Yes, an important side to Napoleon was that he was an intellectual. He was of course an autocrat. But he was an enlightened autocrat. The achievements he was proudest of were not the battles, but the way in which he changed France at a time of peace, between 1800 and 1805.
And that was the time when he brought in the Code Napoleon. Hitherto there had been 42 legal codes operating in modern France, which is a completely ridiculous way to try and run a modern country. He brought in one. It worked in some 40 countries and has been adopted in every continent of the world since. He brought in the Bank of France, built up Paris with beautiful bridges and reservoirs, reformed the tax code, set up a public accounts system, and imposed the metric system. These are all achievements that have lasted 200 years.
Many historians have leveled criticism at the Code, arguing that it was too conservative and supportive of the bourgeois. What is your counter argument to this?
One of the great criticisms of the code is that it supported the property classes, but that’s exactly the point: it was supposed to. There had just recently been a revolution. The middle classes and the peasantry had bought a lot of land from the government that had been taken from the aristocracy and the church. So if you were going to have any kind of civil peace in France, you had to establish the legitimacy of that property as belonging to the people who bought it from the state. And that is really what the Code Napoleon did: it gave people the right to own property. And as many writers, thinkers, and philosophers have pointed out, when you have solid property rights, a stable society and a successful economy can flourish.
Napoleon is also accused of killing off French democracy. You disagree however. Is your argument basically that democracy, or the word democrat, meant something else during Napoleon’s reign?
Well, yes. Democrat meant revolutionary in the early 19th century.

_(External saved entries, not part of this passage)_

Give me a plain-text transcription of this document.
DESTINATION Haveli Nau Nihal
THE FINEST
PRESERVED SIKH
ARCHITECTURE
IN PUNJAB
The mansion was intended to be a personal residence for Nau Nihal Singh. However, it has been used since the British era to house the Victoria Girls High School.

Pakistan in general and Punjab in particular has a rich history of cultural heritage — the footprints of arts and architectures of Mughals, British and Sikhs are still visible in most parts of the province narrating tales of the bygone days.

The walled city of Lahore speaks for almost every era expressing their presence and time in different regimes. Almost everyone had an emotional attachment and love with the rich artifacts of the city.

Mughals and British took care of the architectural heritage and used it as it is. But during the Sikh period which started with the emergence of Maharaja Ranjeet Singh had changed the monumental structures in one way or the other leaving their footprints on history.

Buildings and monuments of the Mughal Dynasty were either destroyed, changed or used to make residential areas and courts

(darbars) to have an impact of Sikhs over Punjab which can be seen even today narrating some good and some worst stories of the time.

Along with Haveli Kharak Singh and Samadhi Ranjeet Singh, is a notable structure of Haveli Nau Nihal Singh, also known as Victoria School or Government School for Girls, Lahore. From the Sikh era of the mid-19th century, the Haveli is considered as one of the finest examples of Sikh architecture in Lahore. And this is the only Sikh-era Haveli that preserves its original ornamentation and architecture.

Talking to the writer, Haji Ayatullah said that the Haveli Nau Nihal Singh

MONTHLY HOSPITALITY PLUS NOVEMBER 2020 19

And there was no democracy in Austria, Russia, and Prussia, which were the three other great nations of the day: they were all autocracies. France did have a form of democracy after the revolution. And yes, Napoleon did extinguish it. But it wasn’t the kind of democracy that we think of today. The French Revolution had seen three coups. And if you look at Britain in comparison: it had a parliamentary system at that time. But it was still one in which the male property owners had a vote, which was a small proportion of the population.
In 1800 Napoleon closed 60 of France’s 73 newspapers, warning that any others that included articles disrespectful of the social order would be suppressed immediately. Surely this is the action of a totalitarian dictator?
Well, no, because he was fighting a war. Britain censored newspapers during the Second World War under Churchill, who famously said that the “truth was so precious that it had to be surrounded by a bodyguard of lies.” There are any number of examples of nations at war not allowing themselves to be undermined by journalists.
What is the greatest thing that Napoleon has left to the world and how should we remember him: both as a military commander and as a human being who changed history?
I think Napoleon reminds us that the individual matters in history. He is a standing rebuke to the determinist view of history that says that men and women can’t make a difference. I disagree. I think that history is certainly made by some impersonal forces, on occasion. But really history is made by myriads of individuals. And nobody personifies the great man view of history better than Napoleon Bonaparte.